Er ignoriere Kongress und Verfassung: Der CIA agiere ohne Aufsicht, der Außenminister sei auch Sicherheitsberater – verfassungswidrig. Trump prahlt mit „America First“, indem er Venezuela als Quelle von Stabilität und Energie darstellt. Ritter sieht darin Diebstahl: „Wir stehlen, was wir können.“ Dies löse keine Probleme wie Fentanyl, sondern schaffe neue: „Nächstes Ziel Mexiko? Kolumbien?“

Als Veteran sei er besorgt: „Wir sind keine Nation des Rechts mehr. Das ist verstörend für jeden, der den Eid auf die Verfassung geschworen hat.“

Der Nexus zu Iran und Russland: Sanktionen als Waffe

Ritter sieht einen Zusammenhang zwischen Venezuela, Iran und Russland: Alle seien Sanktionsopfer. Sanktionen erzeugten wirtschaftlichen Druck, der Hoffnung auf Aufhebung schaffe – eine Illusion, die Opposition schüre. In Venezuela führte dies zum Sturz Maduros.
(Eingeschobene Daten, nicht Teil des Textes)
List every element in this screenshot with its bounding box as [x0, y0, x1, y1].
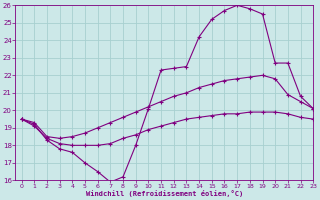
X-axis label: Windchill (Refroidissement éolien,°C): Windchill (Refroidissement éolien,°C) — [86, 190, 243, 197]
Ähnlich in Iran: Hoffnung auf Sanktionserleichterung schaffe Unruhe. In Russland versuche man Ähnliches durch Wirtschaftsverhandlungen, parallel zu Angriffen auf Putin, um ihn schwach dastehen zu lassen. „Das Ziel ist innerer Unfrieden, um Regierungen zu stürzen.“

Schluss: Ein gefährlicher Präzedenzfall für die Welt

Das Interview endet mit Ritters Warnung: Die USA seien ein „Schurkenstaat“, der internationales Recht ignoriere. Trump riskiere globale Konflikte, inklusive nuklearer Eskalation, für innenpolitische Siege. „Das war keine gute Woche für Amerika“, resümiert Ritter. Es sei das Ende guter Glauben-Verhandlungen mit Russland und China und der Weg zu einer imperialen Diktatur.
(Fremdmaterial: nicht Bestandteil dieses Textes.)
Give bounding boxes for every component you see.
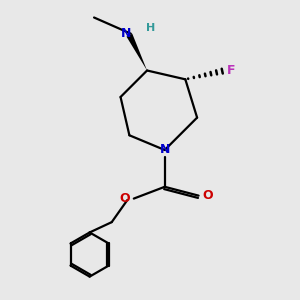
Text: O: O — [202, 189, 213, 202]
Text: N: N — [160, 143, 170, 157]
Text: O: O — [120, 192, 130, 205]
Polygon shape — [127, 34, 147, 70]
Text: F: F — [226, 64, 235, 77]
Text: N: N — [122, 27, 132, 40]
Text: H: H — [146, 23, 155, 33]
Dieser Präzedenzfall könnte die Hemisphäre destabilisieren und Amerikas Isolation fördern. Wie Jefferson fragte: Was, wenn man die Regierung abschaffen muss, um das Land zu lieben? Ritter impliziert, dass Trumps Handeln Amerika selbst bedroht – eine Mahnung, dass Freiheit ständig verteidigt werden muss, auch gegen innere Feinde.